Similar factors may even explain the paradox that Christianity, which had become the official religion of the Empire under the emperor Theodosius in the late fourth century, continued to thrive in the west of Britain – the region where Roman influence had always been weakest – while apparently disappearing in the more Romanised east. Nevertheless, there is reason to believe that it had never been popular with ordinary Britons living under Roman rule, and it may have been discarded along with the rest of the discredited Roman way of life (Russell and Laycock). We also have the testimony of Bede that as late as the seventh century recently Christianised Anglo-Saxon kingdoms were apt to revert to their more familiar old pagan practices when under stress, as happened in Sussex during the plague of 664. In what were to become Wales and Cornwall, however, the new religion was less tarnished by association with the Roman occupation, and so it was able to spread further west to Ireland, and thence north to the Picts and Scots, on its own merits.
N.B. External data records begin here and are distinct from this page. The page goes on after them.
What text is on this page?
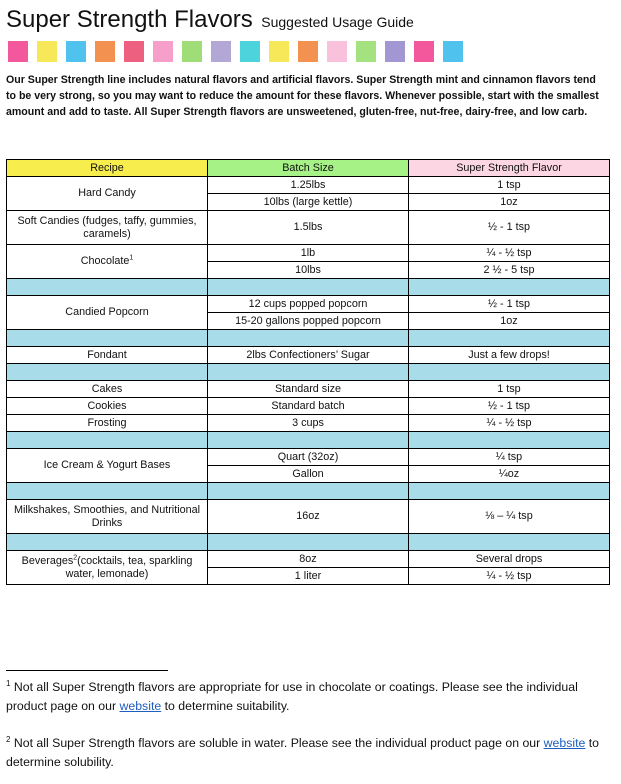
Super Strength Flavors Suggested Usage Guide

Our Super Strength line includes natural flavors and artificial flavors. Super Strength mint and cinnamon flavors tend to be very strong, so you may want to reduce the amount for these flavors. Whenever possible, start with the smallest amount and add to taste. All Super Strength flavors are unsweetened, gluten-free, nut-free, dairy-free, and low carb.

Recipe	Batch Size	Super Strength Flavor
Hard Candy	1.25lbs	1 tsp
	10lbs (large kettle)	1oz
Soft Candies (fudges, taffy, gummies, caramels)	1.5lbs	½ - 1 tsp
Chocolate$^1$	1lb	¼ - ½ tsp
	10lbs	2 ½ - 5 tsp

Candied Popcorn	12 cups popped popcorn	½ - 1 tsp
	15-20 gallons popped popcorn	1oz

Fondant	2lbs Confectioners’ Sugar	Just a few drops!

Cakes	Standard size	1 tsp
Cookies	Standard batch	½ - 1 tsp
Frosting	3 cups	¼ - ½ tsp

Ice Cream & Yogurt Bases	Quart (32oz)	¼ tsp
	Gallon	¼oz

Milkshakes, Smoothies, and Nutritional Drinks	16oz	⅛ – ¼ tsp

Beverages$^2$(cocktails, tea, sparkling water, lemonade)	8oz	Several drops
	1 liter	¼ - ½ tsp

$^1$ Not all Super Strength flavors are appropriate for use in chocolate or coatings. Please see the individual product page on our website to determine suitability.

$^2$ Not all Super Strength flavors are soluble in water. Please see the individual product page on our website to determine solubility.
Another objection to the idea of ethnic continuity cites the presence of the English language, which is clearly related to Germanic dialects and just as clearly different from Welsh and other ‘Celtic' tongues spoken in the west of the island. The usual explanation for this situation is that before the arrival of the Anglo-Saxons the whole of Britain was occupied by people speaking Celtic languages, but this is difficult to prove, as evidence for any native language in eastern Britain in Roman times is almost non-existent (Oppenheimer). People can replace their languages with new ones over time, as can be seen in Turkey and Hungary, for example, where Asiatic languages introduced by small numbers of conquerors from further east have replaced those originally spoken in historic times. It may be that English took over from whatever had preceded it much more slowly than our sources suggest; the documents we have are written in Latin or Old English, the languages of the ruling and literate classes, but there is little evidence of what the ordinary people were speaking until after the Norman Conquest. Alternatively, contacts across the North Sea between eastern England and northern Germany had probably been strong since the Iron Age, and Germanic language and culture may already have been established in the island, or at least have been familiar enough to facilitate their rapid adoption when Roman influence disappeared.

The extent of the economic decline of post-Roman Britain can be exaggerated, and despite the lack of archaeological evidence it is hard to believe that people forgot how to make pots, for example, or ceased to be able to carry out repair work on Roman buildings (Fleming). One reason for the apparent abandonment of Roman towns might have been eminently practical. Hydatius confirms some of Gildas' apocalyptic account when he says that a plague devastated ‘almost the whole world' in the 440s, and although it has been argued that this is too late to be responsible for the situation in Britain it need not have been unique. Remains of the black rat, alleged to be the carrier of the bubonic plague of the Middle Ages, have been found in fifth-century deposits, and black rats are mainly creatures of towns and sea ports. Professor William McNeill has argued that Mediterranean civilisation was experiencing a prolonged period of stress from the second century AD onwards as a result of new diseases brought in via trade contacts with Asia, and it is not unlikely that people in Britain understood that their afflictions were somehow connected with Rome and its works.